College is an exciting time, filled with opportunity and growth. However, the college years often pose financial challenges as well. Some students struggle to make ends meet when faced with the adult responsibility of managing their own money. College is also a time when many young adults begin to accumulate debt that can take years, even decades, to pay off. Learning to budget is a valuable skill that you can learn to develop while in college. The benefits of this skill last a lifetime.
If you want to successfully set and maintain a budget, you have to be forward thinking. An undergraduate program usually lasts 4 to 5 years. Consider where you want to be 1 year, 5 years and 10 years down the road. If you want to own a home within the next 10 years, for instance, you most likely will need to have money saved for a down payment. This might require that you save several thousand dollars, which means that you will have to budget frugally enough to accommodate a savings plan. Write your goals as specifically as possible and refer to them often. This will help to keep you motivated during the college years.
The next step to budgeting is figuring out how much you spend over the course of an average week or month. Keep track of everything you spend, from small to large purchases. Once you've gathered data for a few weeks, begin to categorize your expenses. Common categories during college include tuition, books, rent, food, utilities, phone, entertainment and automotive expenses.
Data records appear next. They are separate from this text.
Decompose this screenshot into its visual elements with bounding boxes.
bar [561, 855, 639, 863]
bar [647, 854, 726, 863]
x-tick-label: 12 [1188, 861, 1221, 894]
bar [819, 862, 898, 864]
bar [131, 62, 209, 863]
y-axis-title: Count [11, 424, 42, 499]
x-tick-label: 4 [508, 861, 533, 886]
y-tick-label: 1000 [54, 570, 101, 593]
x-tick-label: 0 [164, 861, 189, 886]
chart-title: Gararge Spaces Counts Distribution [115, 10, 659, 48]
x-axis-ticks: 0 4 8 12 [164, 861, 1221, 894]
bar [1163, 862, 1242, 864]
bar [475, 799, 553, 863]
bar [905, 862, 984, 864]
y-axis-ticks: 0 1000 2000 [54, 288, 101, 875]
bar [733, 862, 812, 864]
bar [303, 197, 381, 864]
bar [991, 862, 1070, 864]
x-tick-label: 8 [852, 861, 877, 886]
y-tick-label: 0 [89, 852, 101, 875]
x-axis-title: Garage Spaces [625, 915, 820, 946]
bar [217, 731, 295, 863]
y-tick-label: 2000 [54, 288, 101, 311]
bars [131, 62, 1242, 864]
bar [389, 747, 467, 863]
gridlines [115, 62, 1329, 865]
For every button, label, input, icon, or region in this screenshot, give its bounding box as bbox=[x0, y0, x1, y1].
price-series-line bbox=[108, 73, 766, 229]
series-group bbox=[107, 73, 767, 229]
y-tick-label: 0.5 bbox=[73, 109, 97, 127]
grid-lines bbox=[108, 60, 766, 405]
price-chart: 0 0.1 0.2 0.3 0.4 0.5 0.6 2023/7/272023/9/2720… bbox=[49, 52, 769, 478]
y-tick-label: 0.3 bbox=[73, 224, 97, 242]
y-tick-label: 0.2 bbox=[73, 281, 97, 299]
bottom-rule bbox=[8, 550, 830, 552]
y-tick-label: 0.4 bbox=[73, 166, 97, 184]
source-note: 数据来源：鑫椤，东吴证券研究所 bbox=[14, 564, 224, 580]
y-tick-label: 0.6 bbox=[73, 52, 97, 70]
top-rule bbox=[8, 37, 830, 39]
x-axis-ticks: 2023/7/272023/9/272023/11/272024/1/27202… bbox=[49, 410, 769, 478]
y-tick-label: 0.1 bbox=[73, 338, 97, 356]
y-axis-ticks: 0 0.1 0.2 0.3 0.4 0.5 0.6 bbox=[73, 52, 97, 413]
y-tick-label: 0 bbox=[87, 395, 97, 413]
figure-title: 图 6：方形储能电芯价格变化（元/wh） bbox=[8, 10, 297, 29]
Once you've determined how you're spending your money, it's time to analyze your cash flow. Look at your monthly income and compare it to your monthly expenses. Obviously, if you're spending more than you make, you are setting yourself up for debt. Weed out unnecessary expenses. Cut corners if necessary. Common ways of reducing your expenses include choosing free entertainment options, cooking for yourself rather than eating out, renting books instead of buying them and choosing a cheaper phone plan. Separating your wants from your needs will help you to plan your budget efficiently. Create dollar amounts for each expense category that will help you to stay within the range of your income.
Maintaining Your Plan
Creating a budget won't help you if you don't maintain it consistently over time. This means that you will continue to monitor your spending habits and compare them to your set allowances for each type of expense. If you have unexpected expenses one month, you may have to cut back in another area. If you get a raise, you may be able to spend a little more on wants instead of needs, or you might want to start a savings account. Keep your goals in mind and refer to your plan to keep yourself on track as you implement your budget on a monthly basis.